"In nature, light creates color; in painting, color creates light"- Hans Hoffman
Last month, I found this wonderful oil painter, Mary Gilkerson. You should check out her website, and her discussion of the benefits and habit of daily painting. Wonderful stuff! She also has a couple of videos, both about using Color and about Composition, that I just loved. Is there stuff about oil painting, that doesn't really relate to watercolors? Yes. But if you skip around to the right parts of the video, you can get lots of wonderful input! Don't let it being about oils distract you too much. Yes, she talks about premixing her gradients of greys. Yes, she's going about laying in her opaque colors 100% differently. So, we need to build our paintings differently than she is. The order of things is different. But the concepts behind the building process, the thinking, is very similar.
So, lets dive in!
First, start at the 4 minute mark. There's a odd sort of loop at the beginning, where she lays out details and quotes, and then the video repeats them at the 4 minute mark. So, I would start there. There's good stuff here! And it relates to a lot of what she talks about later.
The biggest conceptual thread throughout the video is talking about two Hans Hoffman quotes. This is the first one-
#1- "In nature, light creates the color, but in paintings, color creates the light."
What does that really mean though? The short of it is the oft noted concept that you're not painting objects, but instead are painting the light that bounces off the object. The goal is to replicate the experience of seeing things in the real world, where light illuminates things, but to do so with pigments that have a far more limited spectrum to pull from. So, much like Monet in the last post, you've got to manipulate and combine the colors you've got in various illusory ways, to re-create that vivid experience of "being there"... even if the final painting doesn't look exactly like a photo does.
#2- "It's not the form that dictates the color, but the color that brings out the form"
This is about the difference between optical and local color. Namely, the color we see, rather than what we think the color is intellectually. Don't paint what you think an apple looks like (red), but instead practice seeing, so that you can paint what you see, even if it doesn't agree with what your mind presumes is true. A red apple that is brightly lit may come off as orange or yellow, instead of pale ("brighter") red.
Minutes 21:00- end
As watercolorists, IMO, we can skip minutes 14-21. This is where she spends a reasonable amount of time talking about materials. A lot of this doesn't apply to watercolorists, because she's discussing the details oil paints and how they work. Does she touch on having a warm and a cool of each hue? Yes. Does she note that painting with paints, instead of reading about colors, is the best way to learn color theory? Yep. But other than that, for us as watercolorists, we can skip to the 20 minute mark.

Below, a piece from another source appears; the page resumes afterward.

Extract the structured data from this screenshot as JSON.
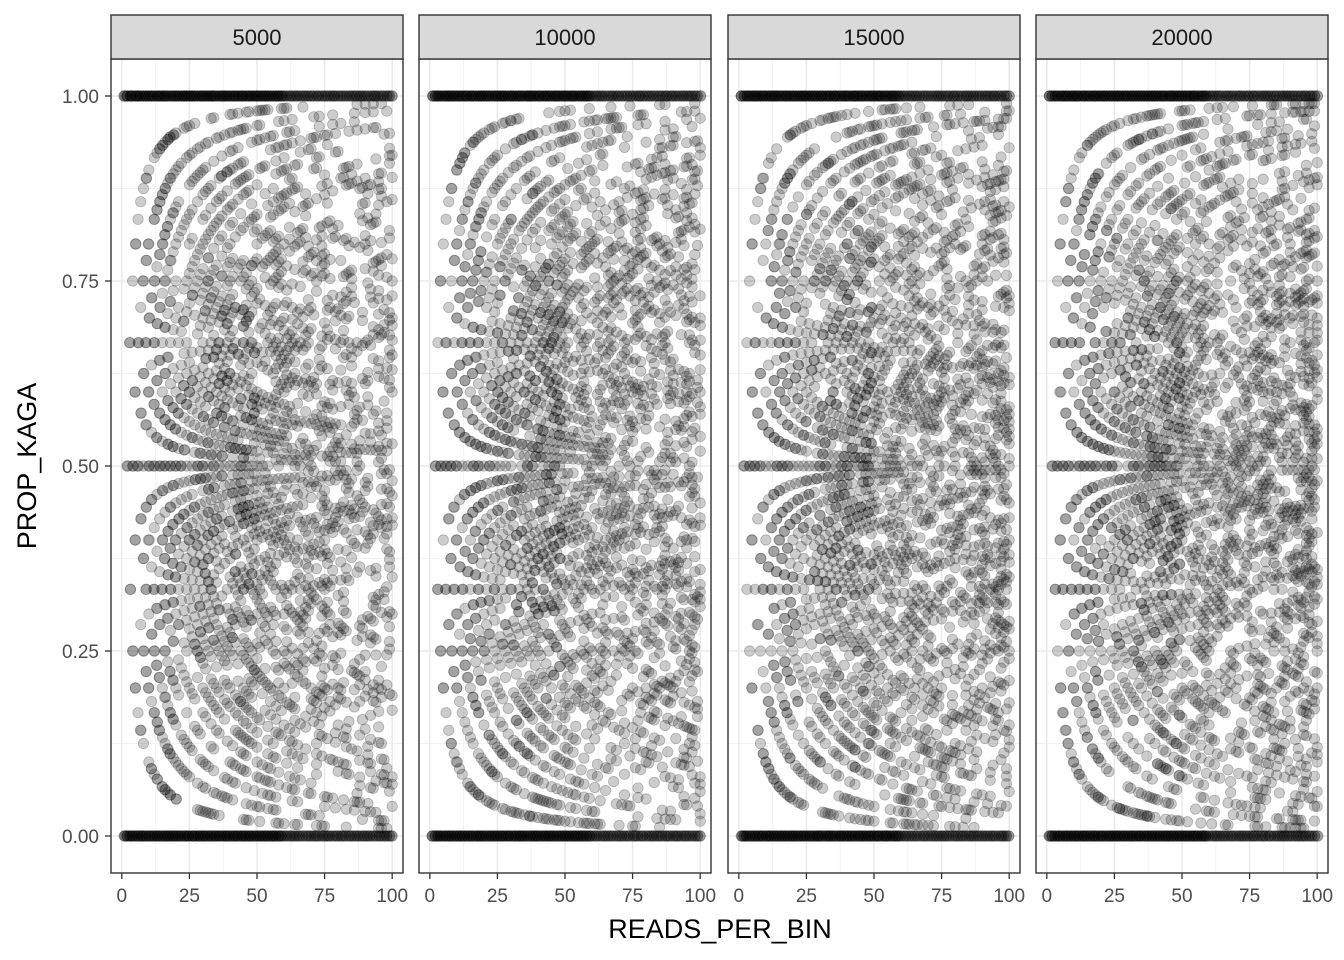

From here on out, Mary goes into a series of broadly applicable concepts, and shows some wonderful examples of how value and color can be used to express light, rather than value alone. The idea is to manipulate- 1) value, 2) intensity, and 3) temperature. She presents the idea of pre-mixing your colors, to help build a cohesive color scheme. She shows us some on location photos, so we can see how she is interpreting things. Much like the Monet paintings I shared last time, she takes apart a small painting she's done, and shows us a bit of how it works by desaturating it. Yes, there are value differences hiding in there, but in much of her paintings, it's really color work that is making the difference- the comparative values of the colors she's using (colors have values!), the comparative intensity of the colors she's using (grays versus pure colors), and the temperatures of her colors (warms versus cools).
It's a very interesting video, and quite relevant to all artists working with color- including watercolorists!